12 novembre 2021

UNA STORIA D’AMORE E DI DESIDERIO CONQUISTA TRE PREMI AL MED FILM FESTIVAL!

GIURIA UFFICIALE

Premio Speciale della giuria a : Una storia d’amore e di desiderio di Leyla Bouzid

 

Il film di una giovane regista che esplora con profondità, precisione e tenerezza l’identità araba, attraverso l’incontro di un giovane ragazzo nato in Francia da genitori algerini con una giovane tunisina appena arrivata a Parigi. Ciascuno si confronta ai suoi riferimenti culturali, quelli trasmessi e quelli immaginati, e al suo proprio desiderio.

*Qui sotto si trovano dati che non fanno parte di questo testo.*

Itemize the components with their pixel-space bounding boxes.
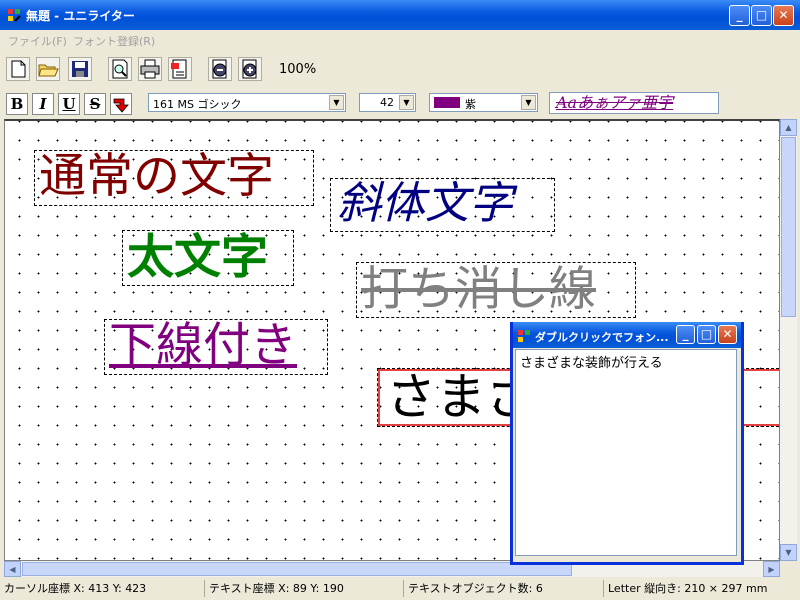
color-swatch [434,97,460,108]
status-paper-size: Letter 縦向き: 210 × 297 mm [603,580,798,597]
strikethrough-button[interactable]: S [84,93,106,115]
print-preview-icon[interactable] [108,57,132,81]
close-icon[interactable]: ✕ [718,325,737,344]
horizontal-scroll-thumb[interactable] [22,562,572,576]
chevron-down-icon[interactable]: ▼ [329,95,344,110]
menu-bar: ファイル(F) フォント登録(R) [0,30,800,50]
status-cursor-position: カーソル座標 X: 413 Y: 423 [4,582,147,595]
dialog-title-bar[interactable]: ダブルクリックでフォン... _ □ ✕ [513,322,741,348]
underline-button[interactable]: U [58,93,80,115]
scroll-right-icon[interactable]: ▶ [763,561,780,577]
text-object-bold[interactable]: 太文字 [122,230,294,286]
vertical-scrollbar[interactable]: ▲ ▼ [780,119,797,561]
save-disk-icon[interactable] [68,57,92,81]
font-name-value: 161 MS ゴシック [153,98,242,111]
font-name-select[interactable]: 161 MS ゴシック ▼ [148,93,346,112]
vertical-scroll-thumb[interactable] [781,137,796,317]
text-object-normal[interactable]: 通常の文字 [34,150,314,206]
minimize-icon[interactable]: _ [729,5,750,26]
status-text-coordinates: テキスト座標 X: 89 Y: 190 [204,580,404,597]
title-bar[interactable]: 無題 - ユニライター _ □ ✕ [0,0,800,30]
menu-file[interactable]: ファイル(F) [8,33,67,49]
scroll-left-icon[interactable]: ◀ [4,561,21,577]
zoom-level: 100% [279,62,317,77]
status-object-count: テキストオブジェクト数: 6 [403,580,604,597]
new-document-icon[interactable] [6,57,30,81]
status-bar: カーソル座標 X: 413 Y: 423 テキスト座標 X: 89 Y: 190… [0,577,800,600]
color-name-value: 紫 [465,98,476,111]
text-object-underline[interactable]: 下線付き [104,319,328,375]
open-folder-icon[interactable] [36,57,60,81]
page-setup-icon[interactable] [168,57,192,81]
zoom-out-icon[interactable] [208,57,232,81]
text-object-strikethrough[interactable]: 打ち消し線 [356,262,636,318]
dialog-title: ダブルクリックでフォン... [535,331,669,344]
scroll-down-icon[interactable]: ▼ [780,544,797,561]
color-select[interactable]: 紫 ▼ [429,93,538,112]
app-icon [6,7,22,23]
window-title: 無題 - ユニライター [26,9,135,23]
print-icon[interactable] [138,57,162,81]
italic-button[interactable]: I [32,93,54,115]
maximize-icon[interactable]: □ [697,325,716,344]
shadow-arrow-icon[interactable] [110,93,132,115]
chevron-down-icon[interactable]: ▼ [399,95,414,110]
scroll-up-icon[interactable]: ▲ [780,119,797,136]
chevron-down-icon[interactable]: ▼ [521,95,536,110]
font-size-select[interactable]: 42 ▼ [359,93,416,112]
zoom-in-icon[interactable] [238,57,262,81]
font-preview: Aaあぁアァ亜宇 [549,92,719,114]
dialog-text-area[interactable]: さまざまな装飾が行える [515,349,737,556]
bold-button[interactable]: B [6,93,28,115]
maximize-icon[interactable]: □ [751,5,772,26]
text-object-italic[interactable]: 斜体文字 [330,178,555,232]
close-icon[interactable]: ✕ [773,5,794,26]
text-edit-dialog[interactable]: ダブルクリックでフォン... _ □ ✕ さまざまな装飾が行える [510,322,744,565]
minimize-icon[interactable]: _ [676,325,695,344]
font-size-value: 42 [380,96,394,109]
app-icon [517,328,531,342]
menu-font-register[interactable]: フォント登録(R) [73,33,155,49]
dialog-text-content: さまざまな装飾が行える [520,356,663,371]
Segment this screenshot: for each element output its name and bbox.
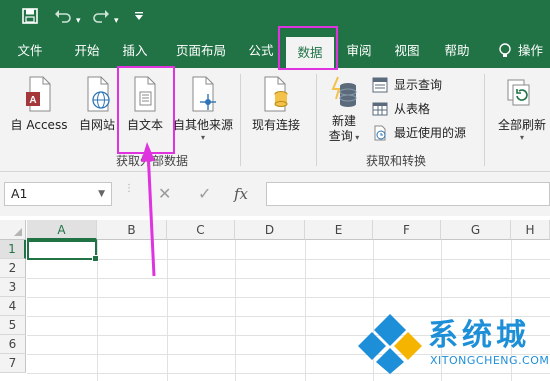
watermark-subtitle: XITONGCHENG.COM	[430, 354, 550, 367]
watermark: 系统城 XITONGCHENG.COM	[356, 306, 550, 378]
watermark-logo	[358, 314, 422, 374]
watermark-title: 系统城	[428, 318, 530, 353]
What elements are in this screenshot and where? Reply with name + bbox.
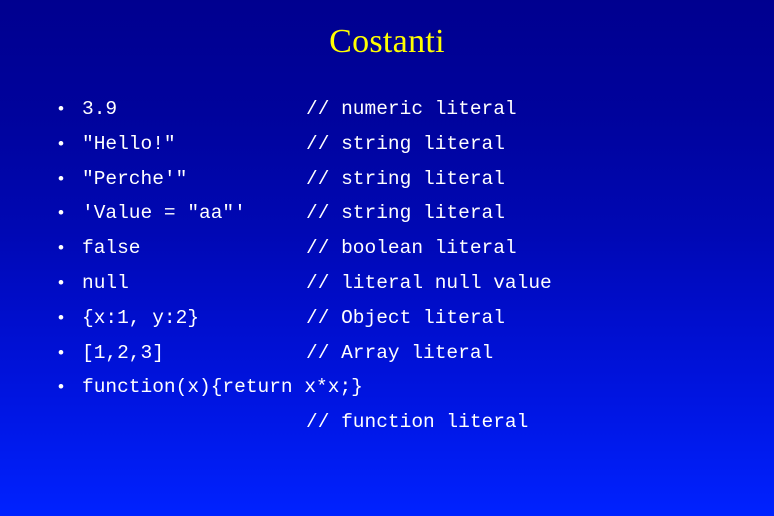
code-literal: 3.9 <box>82 98 118 120</box>
code-comment: // string literal <box>306 202 505 225</box>
list-item: • 3.9 // numeric literal <box>52 92 752 127</box>
list-item-content: {x:1, y:2} // Object literal <box>82 301 752 336</box>
list-item: • false // boolean literal <box>52 231 752 266</box>
code-comment: // function literal <box>306 411 529 434</box>
code-literal: [1,2,3] <box>82 341 164 364</box>
list-item: • 'Value = "aa"' // string literal <box>52 196 752 231</box>
list-item-continuation: // function literal <box>52 405 752 440</box>
code-comment: // boolean literal <box>306 237 517 260</box>
code-literal: {x:1, y:2} <box>82 306 200 329</box>
list-item: • {x:1, y:2} // Object literal <box>52 301 752 336</box>
bullet-marker-icon: • <box>58 272 64 292</box>
code-comment: // Object literal <box>306 306 505 329</box>
bullet-marker-icon: • <box>58 99 64 118</box>
list-item-content: 'Value = "aa"' // string literal <box>82 196 752 231</box>
code-comment: // Array literal <box>306 341 494 364</box>
code-comment: // string literal <box>306 167 505 190</box>
list-item: • [1,2,3] // Array literal <box>52 336 752 371</box>
slide: Costanti • 3.9 // numeric literal • "Hell… <box>0 0 774 516</box>
code-literal: false <box>82 237 141 260</box>
list-item-content: 3.9 // numeric literal <box>82 92 752 127</box>
list-item-content: false // boolean literal <box>82 231 752 266</box>
bullet-marker-icon: • <box>58 377 64 397</box>
code-literal: "Perche'" <box>82 167 188 190</box>
bullet-marker-icon: • <box>58 238 64 258</box>
bullet-marker-icon: • <box>58 203 64 223</box>
list-item: • "Perche'" // string literal <box>52 162 752 197</box>
page-title: Costanti <box>329 23 445 60</box>
list-item: • function(x){return x*x;} <box>52 370 752 405</box>
bullet-marker-icon: • <box>58 307 64 327</box>
code-literal: "Hello!" <box>82 132 176 155</box>
code-literal: function(x){return x*x;} <box>82 376 363 399</box>
list-item-content: "Perche'" // string literal <box>82 162 752 197</box>
list-item-content: [1,2,3] // Array literal <box>82 336 752 371</box>
code-comment: // string literal <box>306 132 505 155</box>
bullet-marker-icon: • <box>58 342 64 362</box>
list-item: • null // literal null value <box>52 266 752 301</box>
list-item-content: "Hello!" // string literal <box>82 127 752 162</box>
bullet-list: • 3.9 // numeric literal • "Hello!" // str… <box>52 92 752 440</box>
list-item: • "Hello!" // string literal <box>52 127 752 162</box>
list-item-content: null // literal null value <box>82 266 752 301</box>
bullet-marker-icon: • <box>58 168 64 188</box>
code-literal: 'Value = "aa"' <box>82 202 246 225</box>
code-literal: null <box>82 271 129 294</box>
bullet-marker-icon: • <box>58 133 64 153</box>
code-comment: // numeric literal <box>306 98 517 120</box>
code-comment: // literal null value <box>306 271 552 294</box>
list-item-content: function(x){return x*x;} <box>82 370 752 405</box>
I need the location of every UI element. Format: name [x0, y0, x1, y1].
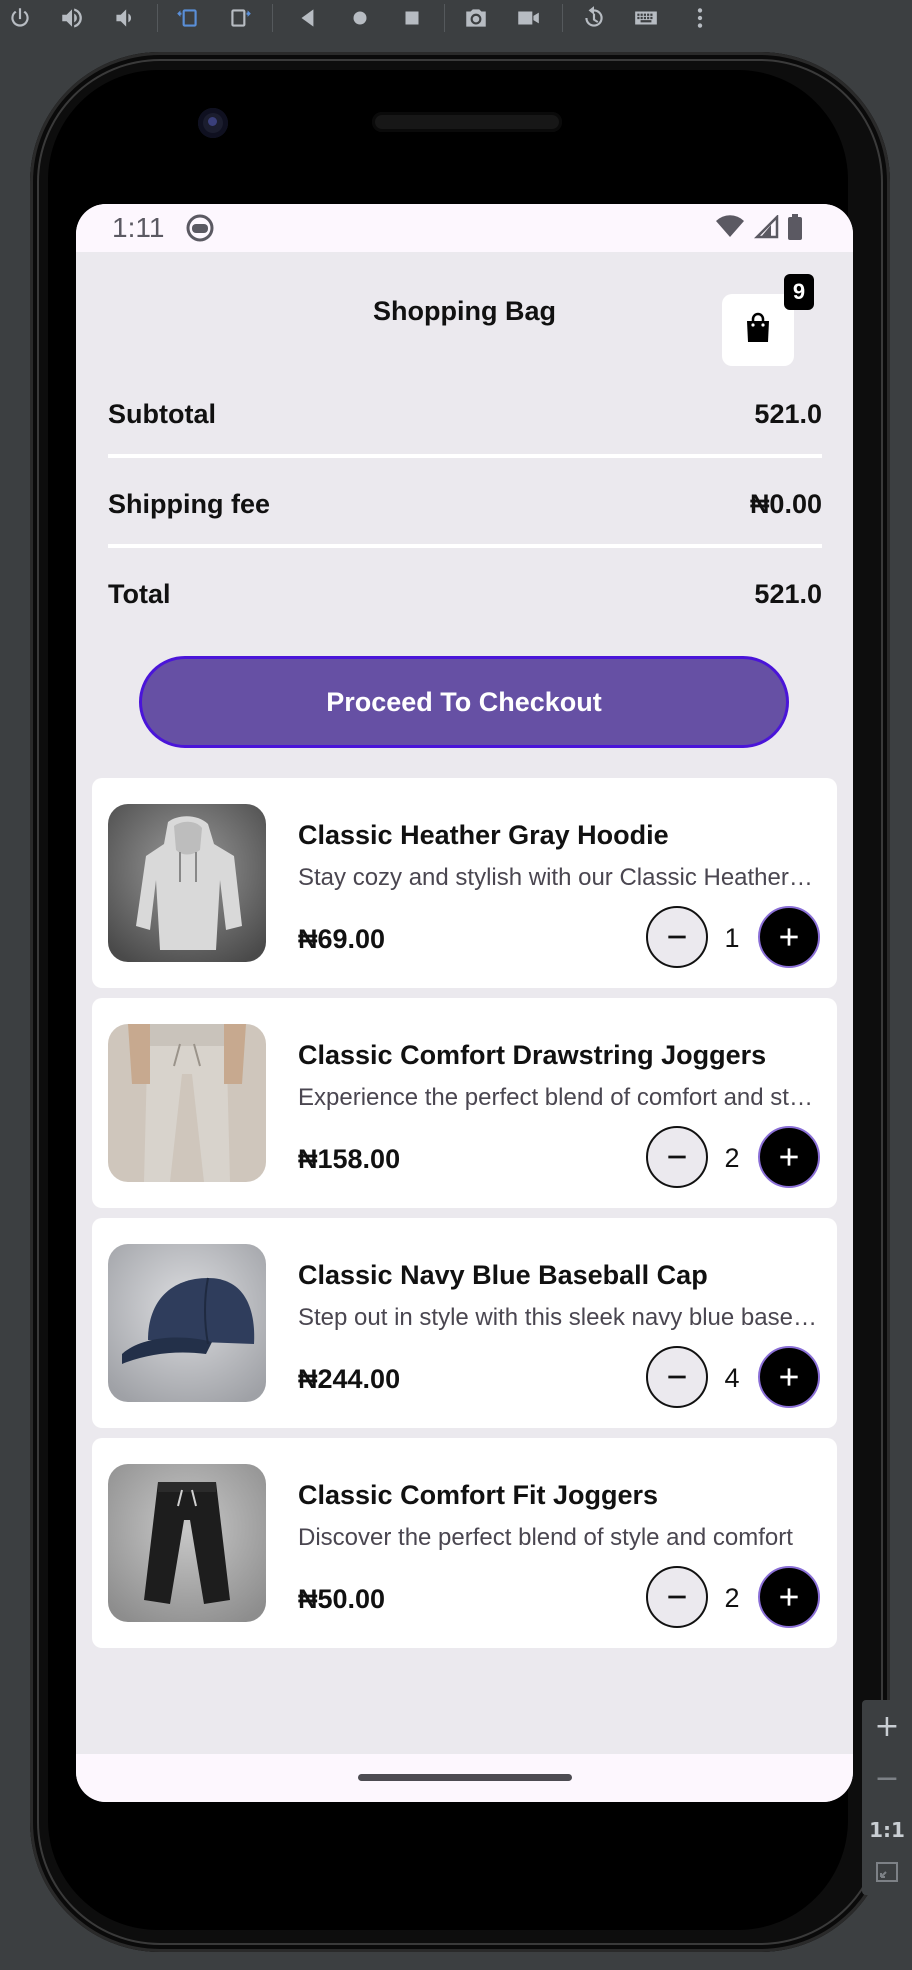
quantity-value: 2 [724, 1142, 740, 1173]
cart-item-card[interactable]: Classic Comfort Fit Joggers Discover the… [92, 1438, 837, 1648]
fit-screen-icon[interactable] [862, 1848, 912, 1896]
item-description: Stay cozy and stylish with our Classic H… [298, 864, 818, 891]
increase-quantity-button[interactable] [758, 1566, 820, 1628]
rotate-left-icon[interactable] [170, 0, 206, 36]
quantity-value: 4 [724, 1362, 740, 1393]
cart-item-card[interactable]: Classic Comfort Drawstring Joggers Exper… [92, 998, 837, 1208]
shopping-bag-icon [744, 312, 772, 349]
emulator-toolbar [0, 0, 912, 36]
item-description: Discover the perfect blend of style and … [298, 1524, 793, 1551]
zoom-ratio-button[interactable]: 1:1 [862, 1806, 912, 1854]
subtotal-label: Subtotal [108, 398, 216, 429]
shipping-value: ₦0.00 [749, 488, 822, 519]
decrease-quantity-button[interactable] [646, 1566, 708, 1628]
plus-icon [780, 928, 798, 946]
cellular-signal-icon [753, 213, 779, 244]
divider [108, 454, 822, 458]
product-image-baseball-cap [108, 1244, 266, 1402]
item-description: Step out in style with this sleek navy b… [298, 1304, 818, 1331]
cart-item-card[interactable]: Classic Heather Gray Hoodie Stay cozy an… [92, 778, 837, 988]
volume-up-icon[interactable] [54, 0, 90, 36]
decrease-quantity-button[interactable] [646, 1346, 708, 1408]
product-image-drawstring-joggers [108, 1024, 266, 1182]
item-price: ₦158.00 [298, 1144, 401, 1174]
back-icon[interactable] [290, 0, 326, 36]
increase-quantity-button[interactable] [758, 1126, 820, 1188]
power-icon[interactable] [2, 0, 38, 36]
subtotal-row: Subtotal 521.0 [108, 394, 822, 434]
item-title: Classic Comfort Fit Joggers [298, 1480, 659, 1510]
more-icon[interactable] [682, 0, 718, 36]
item-title: Classic Heather Gray Hoodie [298, 820, 669, 850]
zoom-out-button[interactable]: − [862, 1754, 912, 1802]
item-title: Classic Navy Blue Baseball Cap [298, 1260, 708, 1290]
decrease-quantity-button[interactable] [646, 906, 708, 968]
divider [108, 544, 822, 548]
battery-icon [787, 214, 803, 245]
item-description: Experience the perfect blend of comfort … [298, 1084, 818, 1111]
total-label: Total [108, 578, 171, 609]
camera-icon[interactable] [458, 0, 494, 36]
plus-icon [780, 1368, 798, 1386]
increase-quantity-button[interactable] [758, 1346, 820, 1408]
total-row: Total 521.0 [108, 574, 822, 614]
plus-icon [780, 1148, 798, 1166]
increase-quantity-button[interactable] [758, 906, 820, 968]
item-price: ₦69.00 [298, 924, 386, 954]
subtotal-value: 521.0 [754, 398, 822, 429]
volume-down-icon[interactable] [106, 0, 142, 36]
product-image-hoodie [108, 804, 266, 962]
status-time: 1:11 [112, 212, 165, 243]
front-camera-icon [198, 108, 228, 138]
item-title: Classic Comfort Drawstring Joggers [298, 1040, 767, 1070]
proceed-to-checkout-button[interactable]: Proceed To Checkout [139, 656, 789, 748]
wifi-icon [715, 215, 745, 244]
shipping-row: Shipping fee ₦0.00 [108, 484, 822, 524]
minus-icon [668, 935, 686, 939]
status-bar: 1:11 [76, 204, 853, 252]
quantity-value: 2 [724, 1582, 740, 1613]
home-gesture-handle[interactable] [358, 1774, 572, 1781]
home-icon[interactable] [342, 0, 378, 36]
replay-icon[interactable] [576, 0, 612, 36]
item-price: ₦50.00 [298, 1584, 386, 1614]
emulator-zoom-controls: + − 1:1 [862, 1700, 912, 1895]
status-icons [715, 213, 803, 245]
notification-icon [186, 214, 214, 242]
minus-icon [668, 1155, 686, 1159]
rotate-right-icon[interactable] [222, 0, 258, 36]
total-value: 521.0 [754, 578, 822, 609]
item-price: ₦244.00 [298, 1364, 401, 1394]
video-icon[interactable] [510, 0, 546, 36]
plus-icon [780, 1588, 798, 1606]
zoom-in-button[interactable]: + [862, 1702, 912, 1750]
product-image-comfort-fit-joggers [108, 1464, 266, 1622]
quantity-value: 1 [724, 922, 740, 953]
minus-icon [668, 1375, 686, 1379]
cart-item-card[interactable]: Classic Navy Blue Baseball Cap Step out … [92, 1218, 837, 1428]
earpiece-speaker [372, 112, 562, 132]
keyboard-icon[interactable] [628, 0, 664, 36]
shipping-label: Shipping fee [108, 488, 270, 519]
gesture-nav-bar [76, 1754, 853, 1802]
app-screen: 1:11 Shopping Bag 9 Subtotal 521.0 Shipp… [76, 204, 853, 1802]
minus-icon [668, 1595, 686, 1599]
decrease-quantity-button[interactable] [646, 1126, 708, 1188]
overview-icon[interactable] [394, 0, 430, 36]
bag-count-badge: 9 [784, 274, 814, 310]
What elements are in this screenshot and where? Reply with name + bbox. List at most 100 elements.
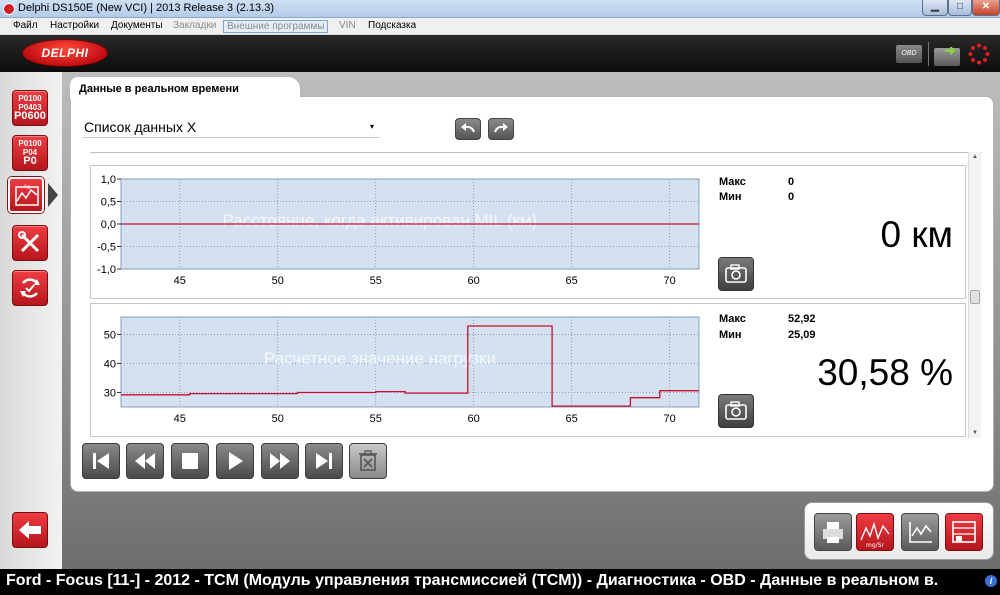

Da queste complessità trionfa il desiderio di vita.

 

PREMIO VALENTINA PEDICINI – MIGLIOR OPERA PRIMA E SECONDA

Miglior film: Una storia d’amore e di desiderio di Leyla Bouzid

 

In questa prima edizione del premio dedicato alla regista Valentina Pedicini, che era solita visitare nelle sue opere zone fisiche e mentali poco esplorate, descrivendo lo scardinamento dei modelli tradizionali, conferiamo il riconoscimento al film "Una storia d'amore e desiderio" per la sensibilità e l’intelligenza con cui la giovane regista franco-tunisina Leyla Bouzid rivisita i meccanismi tipici della commedia romantica, dando loro un senso nuovo e aggiornato al tempo presente. Il film descrive con poesia, sensualità e servendosi di riferimenti letterari mai scontati, un’educazione sentimentale in cui è la donna ad essere più emancipata e aderente ai propri desideri di quanto non lo sia l’uomo. Ed è in questo ribaltamento degli stereotipi e nella capacità di raccontare la fragilità, la timidezza e lo spaesamento maschili, che sta l’importanza e la portata universale del film.GIURIA PIUCULTURE

Miglior film: Una storia d’amore e di desiderio, di Leyla Bouzid

- La storia coinvolge emotivamente: delicata, intima, capace di andare in profondità nei turbamenti e nelle passioni dell’intraprendente e più aperta Farah, nata e cresciuta in Tunisia, e del timido Ahmed, francese di origine algerina, che si conoscono in un corso di Letteratura francese alla Sorbona. Bello il legame tra letteratura e desiderio: le parole delle citazioni letterarie evocano altri orizzonti e fanno sognare. Interessante la scoperta da parte di Ahmed della poesia araba erotica e sensuale, di cui in genere si sa poco, a causa dei pregiudizi e di un’idea impoverita della cultura araba.

- Trama e personaggi sono credibili nella loro capacità di rappresentare problematiche complesse delle nostre società: le difficoltà di chi arriva in un Paese straniero – sospeso tra la sua identità nella terra d’origine e quella da definire nel Paese d’arrivo – ben rappresentate dal personaggio del padre di Ahmed che, arrivato in Francia, vive il fallimento della perdita di status (faceva il giornalista), ma che tuttavia è capace di dare risposte alle inquietudini del figlio; le difficoltà delle seconde generazioni, strette tra l’appartenenza alla cultura dei genitori o della loro comunità e l’identificazione con quella dei loro coetanei. Ma più in generale il film ben rappresenta quella ricerca inquieta della conoscenza di sé e del proprio posto nel mondo. Convincente la recitazione, che rende la chimica palpabile tra i due protagonisti; godibile il ritmo del film.

-Insomma un film che mette al centro il tema dell’incontro fra diversità, caratterizzato da conflittualità, ma anche dalla bellezza della scoperta. E noi della Giuria Piuculture, di origine non italiana, ci siamo riconosciuti in molti aspetti del film.